Preocupada com a demora do marido, a mãe de Rita viu as horas no visor do Citizen de bracelete de couro que pela celebração do décimo aniversário de estarem juntos, ele lhe ofereceu. Contudo, ela não percebia por que razão ele lhe tinha dado um artigo tão caro, se era ele que andava constantemente atrasado. Notou-se-lhe o desapontamento de saber que ia demorar, mas não seria inferior ao dele se entrasse naquele instante e verificasse que o jantar ainda não estava pronto para ser servido. E já passava das nove quando, da sala onde estavam a ver televisão, ouviram o tilintar das chaves no bolso de alguém que acabava de abrir e fechar a porta.

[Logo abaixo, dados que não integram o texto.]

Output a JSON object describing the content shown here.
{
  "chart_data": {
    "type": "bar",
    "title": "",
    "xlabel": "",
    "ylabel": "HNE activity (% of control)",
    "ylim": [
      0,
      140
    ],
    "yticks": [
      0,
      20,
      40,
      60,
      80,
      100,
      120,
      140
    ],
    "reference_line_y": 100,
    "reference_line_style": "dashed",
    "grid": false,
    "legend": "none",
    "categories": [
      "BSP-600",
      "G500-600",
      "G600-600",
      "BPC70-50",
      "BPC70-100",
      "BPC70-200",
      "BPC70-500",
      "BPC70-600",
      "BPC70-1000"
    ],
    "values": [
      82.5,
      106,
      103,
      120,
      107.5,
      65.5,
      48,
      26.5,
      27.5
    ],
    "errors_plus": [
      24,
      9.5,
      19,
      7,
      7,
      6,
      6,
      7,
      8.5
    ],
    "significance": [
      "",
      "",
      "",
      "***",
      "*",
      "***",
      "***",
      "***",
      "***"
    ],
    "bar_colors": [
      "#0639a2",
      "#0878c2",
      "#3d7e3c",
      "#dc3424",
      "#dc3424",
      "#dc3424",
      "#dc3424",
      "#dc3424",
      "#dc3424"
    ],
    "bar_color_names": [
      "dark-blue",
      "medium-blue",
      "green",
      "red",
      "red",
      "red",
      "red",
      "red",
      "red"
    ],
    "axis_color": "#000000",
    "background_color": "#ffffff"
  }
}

Estavam presas a um desses porta-chaves que de um lado têm o emblema de um clube que luta pelo campeonato e do outro, a imagem do santo da devoção a quem, semana após semana, vão pedindo piedosamente que ganhe os jogos que faltam para cumprir esse grande objetivo.

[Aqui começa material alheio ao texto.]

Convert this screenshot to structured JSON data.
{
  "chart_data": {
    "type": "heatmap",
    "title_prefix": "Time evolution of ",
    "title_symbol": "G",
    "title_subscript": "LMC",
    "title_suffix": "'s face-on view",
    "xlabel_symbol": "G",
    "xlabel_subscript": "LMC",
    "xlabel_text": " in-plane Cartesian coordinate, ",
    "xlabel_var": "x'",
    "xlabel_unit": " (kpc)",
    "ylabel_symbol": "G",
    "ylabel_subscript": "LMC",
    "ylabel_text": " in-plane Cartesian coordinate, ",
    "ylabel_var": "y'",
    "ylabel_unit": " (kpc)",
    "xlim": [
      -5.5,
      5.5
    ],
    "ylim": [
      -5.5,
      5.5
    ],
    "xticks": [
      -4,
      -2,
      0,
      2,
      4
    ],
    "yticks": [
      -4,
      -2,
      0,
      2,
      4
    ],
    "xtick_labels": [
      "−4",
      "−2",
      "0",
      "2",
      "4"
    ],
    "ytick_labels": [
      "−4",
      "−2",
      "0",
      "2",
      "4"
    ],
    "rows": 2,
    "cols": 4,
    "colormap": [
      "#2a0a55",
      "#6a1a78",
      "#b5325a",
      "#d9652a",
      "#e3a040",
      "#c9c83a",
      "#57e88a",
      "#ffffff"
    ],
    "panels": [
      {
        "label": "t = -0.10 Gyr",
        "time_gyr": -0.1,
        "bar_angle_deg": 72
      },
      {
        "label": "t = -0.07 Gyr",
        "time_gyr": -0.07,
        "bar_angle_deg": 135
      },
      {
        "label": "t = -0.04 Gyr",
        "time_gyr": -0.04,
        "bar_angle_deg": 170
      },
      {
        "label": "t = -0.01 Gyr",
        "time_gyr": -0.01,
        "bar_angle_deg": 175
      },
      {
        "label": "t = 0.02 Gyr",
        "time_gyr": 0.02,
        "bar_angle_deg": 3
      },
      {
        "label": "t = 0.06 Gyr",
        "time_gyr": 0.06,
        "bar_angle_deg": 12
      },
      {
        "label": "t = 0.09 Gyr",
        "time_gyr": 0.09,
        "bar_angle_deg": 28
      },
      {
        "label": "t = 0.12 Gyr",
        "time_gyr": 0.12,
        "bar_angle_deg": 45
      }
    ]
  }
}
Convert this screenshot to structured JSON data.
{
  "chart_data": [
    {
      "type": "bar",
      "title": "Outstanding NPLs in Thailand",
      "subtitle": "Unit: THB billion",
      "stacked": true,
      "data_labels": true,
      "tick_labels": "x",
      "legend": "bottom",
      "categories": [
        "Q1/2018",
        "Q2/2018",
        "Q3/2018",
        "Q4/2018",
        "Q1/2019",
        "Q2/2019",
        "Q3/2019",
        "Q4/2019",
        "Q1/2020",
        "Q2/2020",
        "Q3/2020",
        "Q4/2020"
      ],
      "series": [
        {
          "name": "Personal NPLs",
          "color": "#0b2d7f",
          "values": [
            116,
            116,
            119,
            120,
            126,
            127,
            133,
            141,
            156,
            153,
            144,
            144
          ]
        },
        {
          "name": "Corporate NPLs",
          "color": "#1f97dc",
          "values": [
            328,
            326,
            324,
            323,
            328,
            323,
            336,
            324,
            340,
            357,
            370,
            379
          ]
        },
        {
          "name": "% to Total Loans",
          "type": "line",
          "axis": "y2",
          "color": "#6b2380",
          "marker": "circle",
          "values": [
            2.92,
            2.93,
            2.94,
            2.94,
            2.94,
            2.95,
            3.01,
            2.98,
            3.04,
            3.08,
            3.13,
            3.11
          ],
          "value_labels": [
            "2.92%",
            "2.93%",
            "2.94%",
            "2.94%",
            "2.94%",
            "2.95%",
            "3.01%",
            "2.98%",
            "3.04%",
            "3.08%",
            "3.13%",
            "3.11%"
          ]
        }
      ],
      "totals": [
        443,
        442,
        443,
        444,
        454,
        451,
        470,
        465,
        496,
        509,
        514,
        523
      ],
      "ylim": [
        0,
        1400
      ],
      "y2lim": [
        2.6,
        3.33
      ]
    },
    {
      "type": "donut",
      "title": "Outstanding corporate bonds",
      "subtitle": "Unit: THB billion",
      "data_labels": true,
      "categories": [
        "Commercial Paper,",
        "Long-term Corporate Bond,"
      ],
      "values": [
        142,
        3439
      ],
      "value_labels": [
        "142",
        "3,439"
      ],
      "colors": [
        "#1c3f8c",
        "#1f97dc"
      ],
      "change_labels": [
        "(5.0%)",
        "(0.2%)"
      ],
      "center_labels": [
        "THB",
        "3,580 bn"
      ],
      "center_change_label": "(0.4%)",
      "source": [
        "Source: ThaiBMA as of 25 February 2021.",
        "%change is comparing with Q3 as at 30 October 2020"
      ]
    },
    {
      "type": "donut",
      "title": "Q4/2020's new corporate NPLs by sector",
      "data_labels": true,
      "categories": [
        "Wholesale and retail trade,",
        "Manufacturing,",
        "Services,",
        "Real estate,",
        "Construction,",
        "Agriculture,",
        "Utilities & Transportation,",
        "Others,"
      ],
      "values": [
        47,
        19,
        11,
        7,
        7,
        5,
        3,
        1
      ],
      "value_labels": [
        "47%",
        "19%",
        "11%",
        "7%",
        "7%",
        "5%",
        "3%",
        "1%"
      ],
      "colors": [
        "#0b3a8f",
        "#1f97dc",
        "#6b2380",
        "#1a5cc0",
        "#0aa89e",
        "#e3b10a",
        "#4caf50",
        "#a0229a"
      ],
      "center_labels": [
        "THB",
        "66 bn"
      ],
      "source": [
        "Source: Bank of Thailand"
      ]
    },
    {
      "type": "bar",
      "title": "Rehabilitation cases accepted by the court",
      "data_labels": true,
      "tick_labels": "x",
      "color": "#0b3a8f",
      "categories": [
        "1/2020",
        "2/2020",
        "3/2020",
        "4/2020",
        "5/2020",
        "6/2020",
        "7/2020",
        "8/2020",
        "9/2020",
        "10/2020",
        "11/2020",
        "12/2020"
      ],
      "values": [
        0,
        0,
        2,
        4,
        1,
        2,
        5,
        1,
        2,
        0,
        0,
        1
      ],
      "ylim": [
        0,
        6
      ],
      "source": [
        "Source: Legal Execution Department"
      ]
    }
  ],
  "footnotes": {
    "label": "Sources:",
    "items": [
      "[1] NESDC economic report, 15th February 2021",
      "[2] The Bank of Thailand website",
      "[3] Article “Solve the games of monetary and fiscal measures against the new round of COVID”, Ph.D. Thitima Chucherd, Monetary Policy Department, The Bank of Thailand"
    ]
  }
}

Achando que o marido já bebera o suficiente, à mesa a mãe de Rita lembrar-se-ia de pedir às filhas que brindassem à chegada do pai com um copo cheio de néctar de pêssego. Lá em casa, as bebidas alcoólicas somente entravam por via das garrafas que, no Natal ou nos anos, alguém tinha a ideia de oferecer. Rodeava a data do aniversário com uma circunferência que a fazia notar-se mais no calendário dos que aos fins-de-semana e feriados que vinham escritos a vermelho. Todavia, elas nunca eram abertas, mantendo-se fiel ao hábito de não beber e não ser socialmente, o que lhe provocava dissabores, como o de quando, ingerindo apenas uma cerveja, rapidamente passava a um estado de euforia que deixava tristes a mulher e as filhas.

Seria desastroso para a reputação de Rita, se na escola as amigas descobrissem que, por trás da figura austera do pai, havia um homem que se portava da maneira infantil que tanto criticavam nos rapazes da sua idade. Deu Graças por ele não ser uma figura pública. Expondo a família ao ridículo, cada membro estaria sujeito ao julgamento diário ou semanal por parte de pessoas oriundas de famílias com pergaminhos a precisarem de restauro, consoante surgissem a criticá-los nos programas de antes da hora do almoço dos três canais generalistas ou, ao lado de uma fotografia sugestiva, nas páginas da chamada imprensa cor-de-rosa, cujas revistas não voltavam a ser publicadas no prazo de menos de oito dias.

Só com a opinião de Renata é que escusava de se preocupar, porque, como ocupava o tempo com leituras mais sérias, nunca tomava conhecimento dos escândalos que marcavam a atualidade e ocupavam os principais noticiários.